On Mon, Mar 31, 2025 at 11:12:06PM -0400, Waiman Long wrote:
The problem is the RCU delay between the time a cgroup is killed and
is in a
dying state and when the partition is deactivated when
cpuset_css_offline()
is called. That delay can be rather lengthy depending on the current
workload.
If we don't have to do it too often, synchronize_rcu_expedited() may be
workable too. What do you think?
I don't think we ever call synchronize_rcu() in the cgroup code except
for rstat flush. In fact, we didn't use to have an easy way to know if
there were dying cpusets hanging around. Now we can probably use the
root cgroup's nr_dying_subsys[cpuset_cgrp_id] to know if we need to
use synchronize_rcu*() call to wait for it. However, I still need to
check if there is any racing window that will cause us to miss it.
Sorry, I don't think I can use synchronize_rcu_expedited() as the use
cases that I am seeing most often is the creation of isolated partitions
running latency sensitive applications like DPDK. Using
synchronize_rcu_expedited() will send IPIs to all the CPUs which may
break the required latency guarantee for those applications. Just using
synchronize_rcu(), however, will have unpredictable latency impacting
user experience.
Another alternative that I can think of is to scan the remote
partition list
for remote partition and sibling cpusets for local partition
whenever some
kind of conflicts are detected when enabling a partition. When a dying
cpuset partition is detected, deactivate it immediately to resolve the
conflict. Otherwise, the dying partition will still be deactivated at
cpuset_css_offline() time.
That will be a bit more complex and I think can still get the
problem solved
without adding a new method. What do you think? If you are OK with
that, I
will send out a new patch later this week.

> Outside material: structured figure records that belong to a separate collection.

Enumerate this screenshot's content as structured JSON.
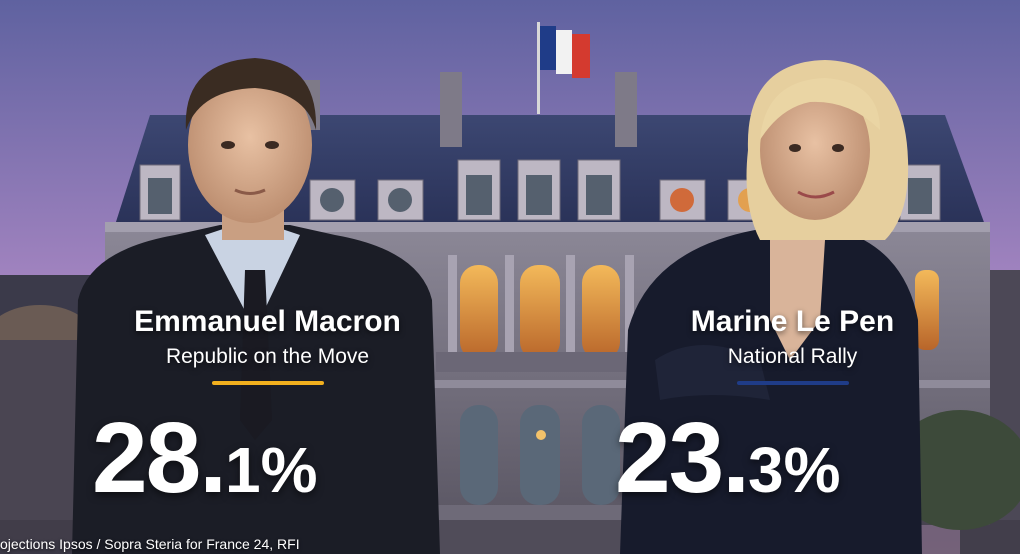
{
  "colors": {
    "macron_accent": "#f2b01e",
    "lepen_accent": "#1f3c88",
    "sky_top": "#6b6ea8",
    "sky_bottom": "#b88bc6"
  },
  "candidates": [
    {
      "name": "Emmanuel Macron",
      "party": "Republic on the Move",
      "percent_main": "28.",
      "percent_decimal": "1",
      "percent_symbol": "%"
    },
    {
      "name": "Marine Le Pen",
      "party": "National Rally",
      "percent_main": "23.",
      "percent_decimal": "3",
      "percent_symbol": "%"
    }
  ],
  "source_text": "ojections Ipsos / Sopra Steria for France 24, RFI"
}
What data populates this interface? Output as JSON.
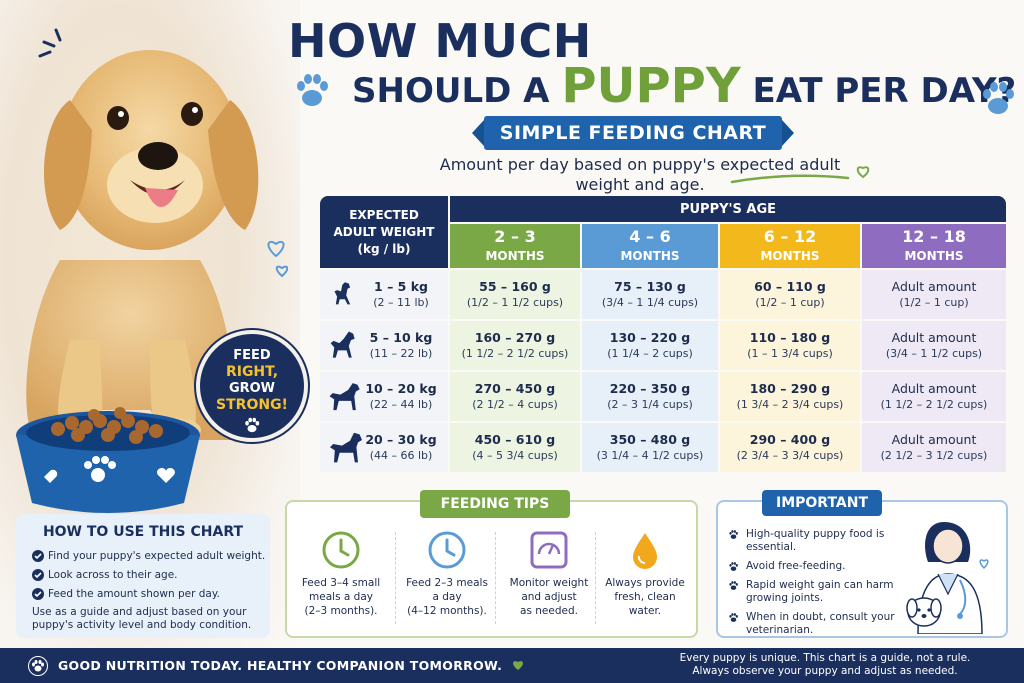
{
  "title": {
    "line1": "HOW MUCH",
    "line2_pre": "SHOULD A ",
    "line2_highlight": "PUPPY",
    "line2_post": " EAT PER DAY?"
  },
  "ribbon": "SIMPLE FEEDING CHART",
  "subtitle": "Amount per day based on puppy's expected adult weight and age.",
  "badge": {
    "line1": "FEED",
    "line2": "RIGHT,",
    "line3": "GROW",
    "line4": "STRONG!"
  },
  "table": {
    "weight_header": [
      "EXPECTED",
      "ADULT WEIGHT",
      "(kg / lb)"
    ],
    "age_header": "PUPPY'S AGE",
    "columns": [
      {
        "range": "2 – 3",
        "unit": "MONTHS",
        "color": "#7aa847",
        "bg": "#eef4e2"
      },
      {
        "range": "4 – 6",
        "unit": "MONTHS",
        "color": "#5a9bd5",
        "bg": "#e7f0f9"
      },
      {
        "range": "6 – 12",
        "unit": "MONTHS",
        "color": "#f2b81c",
        "bg": "#fdf4dc"
      },
      {
        "range": "12 – 18",
        "unit": "MONTHS",
        "color": "#8e6cc0",
        "bg": "#eee9f5"
      }
    ],
    "rows": [
      {
        "kg": "1 – 5 kg",
        "lb": "(2 – 11 lb)",
        "cells": [
          {
            "main": "55 – 160 g",
            "sub": "(1/2 – 1 1/2 cups)"
          },
          {
            "main": "75 – 130 g",
            "sub": "(3/4 – 1 1/4 cups)"
          },
          {
            "main": "60 – 110 g",
            "sub": "(1/2 – 1 cup)"
          },
          {
            "main": "Adult amount",
            "sub": "(1/2 – 1 cup)"
          }
        ]
      },
      {
        "kg": "5 – 10 kg",
        "lb": "(11 – 22 lb)",
        "cells": [
          {
            "main": "160 – 270 g",
            "sub": "(1 1/2 – 2 1/2 cups)"
          },
          {
            "main": "130 – 220 g",
            "sub": "(1 1/4 – 2 cups)"
          },
          {
            "main": "110 – 180 g",
            "sub": "(1 – 1 3/4 cups)"
          },
          {
            "main": "Adult amount",
            "sub": "(3/4 – 1 1/2 cups)"
          }
        ]
      },
      {
        "kg": "10 – 20 kg",
        "lb": "(22 – 44 lb)",
        "cells": [
          {
            "main": "270 – 450 g",
            "sub": "(2 1/2 – 4 cups)"
          },
          {
            "main": "220 – 350 g",
            "sub": "(2 – 3 1/4 cups)"
          },
          {
            "main": "180 – 290 g",
            "sub": "(1 3/4 – 2 3/4 cups)"
          },
          {
            "main": "Adult amount",
            "sub": "(1 1/2 – 2 1/2 cups)"
          }
        ]
      },
      {
        "kg": "20 – 30 kg",
        "lb": "(44 – 66 lb)",
        "cells": [
          {
            "main": "450 – 610 g",
            "sub": "(4 – 5 3/4 cups)"
          },
          {
            "main": "350 – 480 g",
            "sub": "(3 1/4 – 4 1/2 cups)"
          },
          {
            "main": "290 – 400 g",
            "sub": "(2 3/4 – 3 3/4 cups)"
          },
          {
            "main": "Adult amount",
            "sub": "(2 1/2 – 3 1/2 cups)"
          }
        ]
      }
    ]
  },
  "howto": {
    "title": "HOW TO USE THIS CHART",
    "items": [
      "Find your puppy's expected adult weight.",
      "Look across to their age.",
      "Feed the amount shown per day."
    ],
    "note": "Use as a guide and adjust based on your puppy's activity level and body condition."
  },
  "tips": {
    "title": "FEEDING TIPS",
    "items": [
      {
        "icon": "clock-icon",
        "l1": "Feed 3–4 small",
        "l2": "meals a day",
        "l3": "(2–3 months)."
      },
      {
        "icon": "clock-icon",
        "l1": "Feed 2–3 meals",
        "l2": "a day",
        "l3": "(4–12 months)."
      },
      {
        "icon": "scale-icon",
        "l1": "Monitor weight",
        "l2": "and adjust",
        "l3": "as needed."
      },
      {
        "icon": "water-drop-icon",
        "l1": "Always provide",
        "l2": "fresh, clean",
        "l3": "water."
      }
    ]
  },
  "important": {
    "title": "IMPORTANT",
    "items": [
      "High-quality puppy food is essential.",
      "Avoid free-feeding.",
      "Rapid weight gain can harm growing joints.",
      "When in doubt, consult your veterinarian."
    ]
  },
  "footer": {
    "left": "GOOD NUTRITION TODAY.  HEALTHY COMPANION TOMORROW.",
    "right1": "Every puppy is unique. This chart is a guide, not a rule.",
    "right2": "Always observe your puppy and adjust as needed."
  },
  "colors": {
    "navy": "#1b2f5e",
    "green": "#7aa847",
    "blue": "#1e63ac",
    "yellow": "#f6c12b"
  }
}
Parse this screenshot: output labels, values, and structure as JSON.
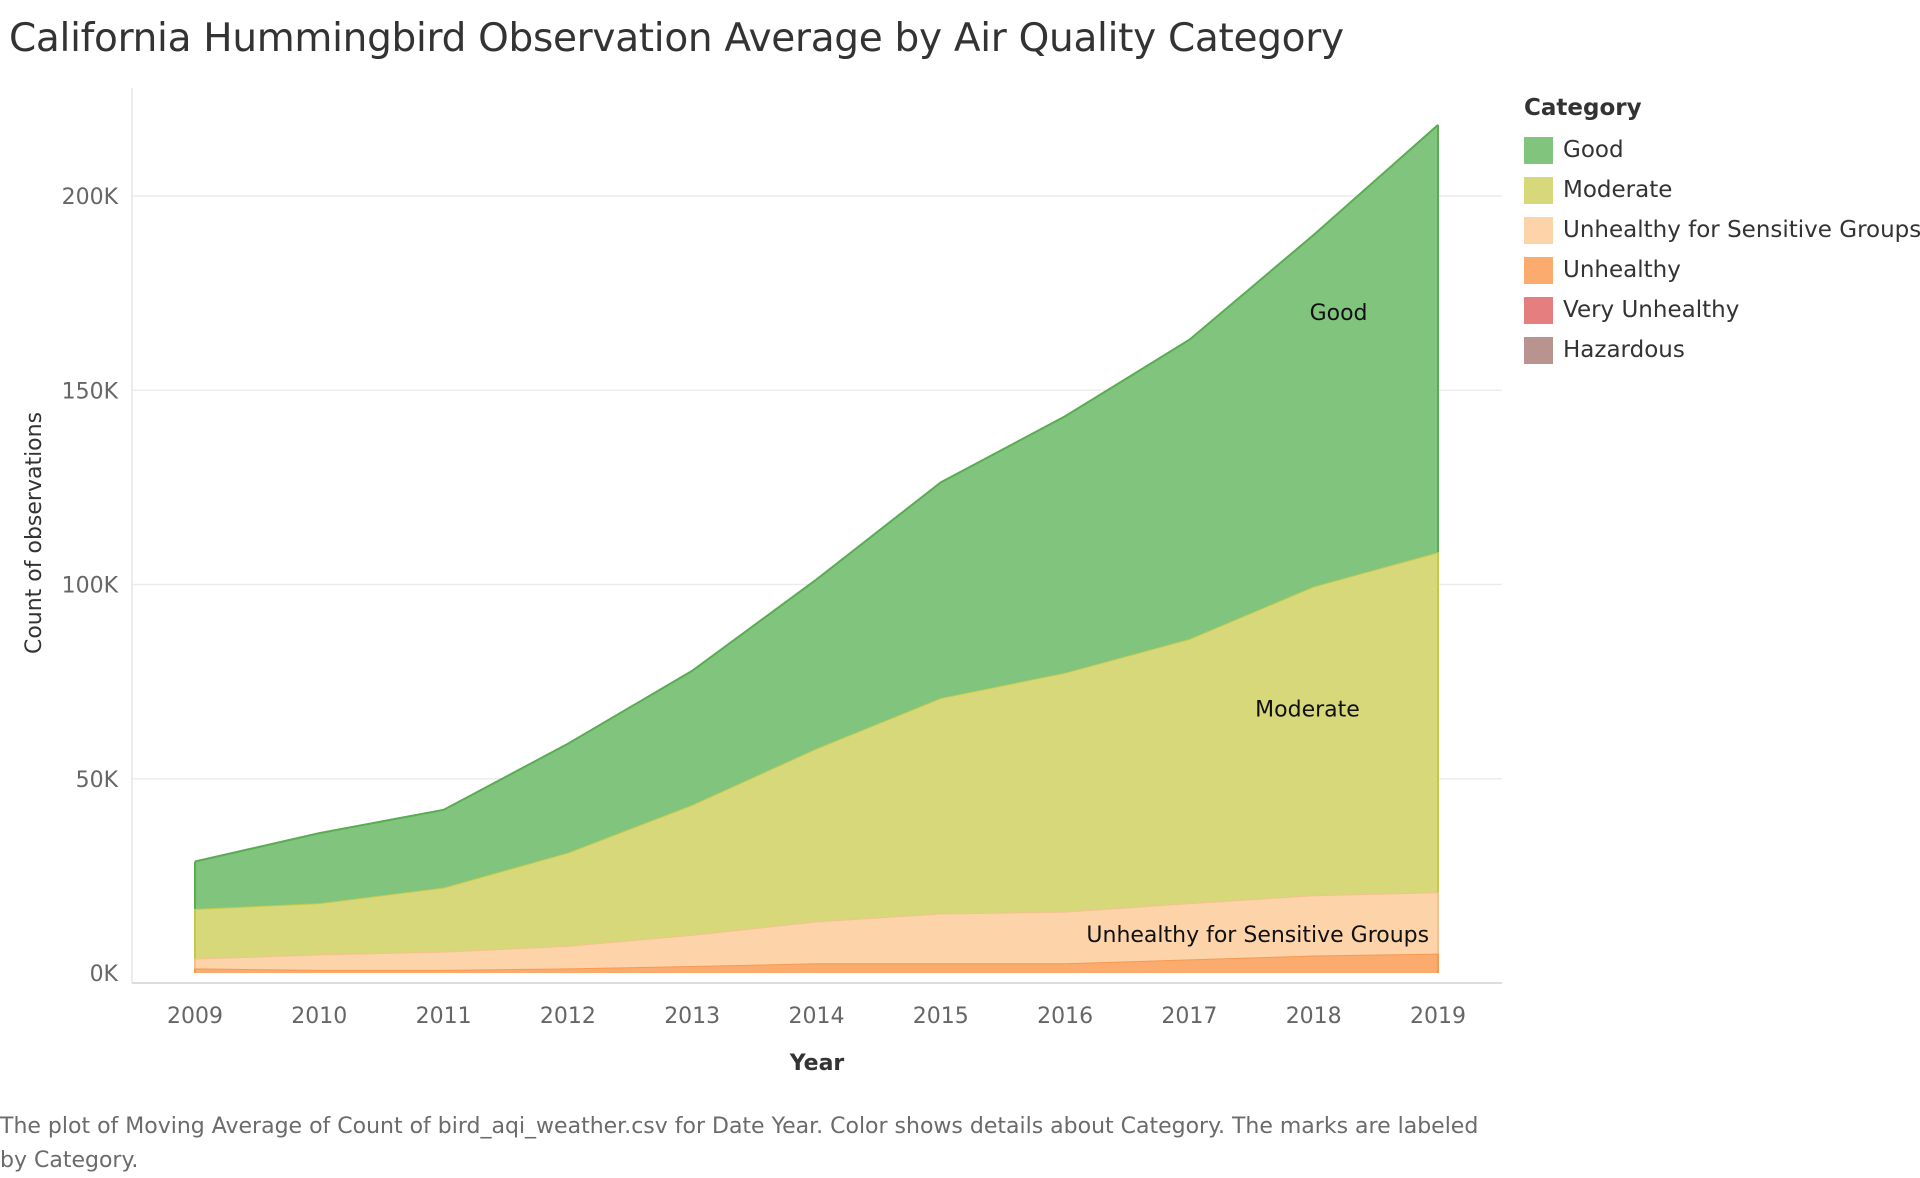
{
  "page": {
    "caption": "The plot of Moving Average of Count of bird_aqi_weather.csv for Date Year.  Color shows details about Category.  The marks are labeled by Category."
  },
  "legend": {
    "title": "Category"
  },
  "chart_data": {
    "type": "area",
    "stacked": true,
    "title": "California Hummingbird Observation Average by Air Quality Category",
    "xlabel": "Year",
    "ylabel": "Count of observations",
    "x": [
      "2009",
      "2010",
      "2011",
      "2012",
      "2013",
      "2014",
      "2015",
      "2016",
      "2017",
      "2018",
      "2019"
    ],
    "ylim": [
      0,
      225000
    ],
    "yticks": [
      {
        "value": 0,
        "label": "0K"
      },
      {
        "value": 50000,
        "label": "50K"
      },
      {
        "value": 100000,
        "label": "100K"
      },
      {
        "value": 150000,
        "label": "150K"
      },
      {
        "value": 200000,
        "label": "200K"
      }
    ],
    "grid": "horizontal",
    "legend_position": "right",
    "series": [
      {
        "name": "Hazardous",
        "color": "#b9948f",
        "values": [
          0,
          0,
          0,
          0,
          0,
          0,
          0,
          0,
          0,
          0,
          0
        ]
      },
      {
        "name": "Very Unhealthy",
        "color": "#e57f7f",
        "values": [
          0,
          0,
          0,
          0,
          0,
          0,
          0,
          0,
          0,
          0,
          0
        ]
      },
      {
        "name": "Unhealthy",
        "color": "#fcab6e",
        "values": [
          1200,
          800,
          800,
          1200,
          1800,
          2500,
          2500,
          2500,
          3500,
          4500,
          5000
        ]
      },
      {
        "name": "Unhealthy for Sensitive Groups",
        "color": "#fdd3aa",
        "values": [
          2500,
          4000,
          4700,
          5800,
          8000,
          10800,
          12800,
          13300,
          14500,
          15500,
          15800
        ]
      },
      {
        "name": "Moderate",
        "color": "#d6d879",
        "values": [
          12800,
          13200,
          16500,
          24000,
          33500,
          44500,
          55500,
          61500,
          68000,
          79500,
          87500
        ]
      },
      {
        "name": "Good",
        "color": "#80c47e",
        "values": [
          12200,
          18000,
          20000,
          28000,
          34500,
          43500,
          55500,
          66000,
          77000,
          90500,
          110000
        ]
      }
    ],
    "labels": [
      {
        "series": "Good",
        "text": "Good"
      },
      {
        "series": "Moderate",
        "text": "Moderate"
      },
      {
        "series": "Unhealthy for Sensitive Groups",
        "text": "Unhealthy for Sensitive Groups"
      }
    ]
  }
}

If synchronize_rcu_expedited() won't do, let's go with the original
patch.
The operation does make general sense in that it's for a distinctive
step in
the destruction process although I'm a bit curious why it's called
before
DYING is set.
Because of the above, I still prefer either using the original patch or
scanning for dying cpuset partitions in case a conflict is detected.
Please let me know what you think about it.
Thanks,
Longman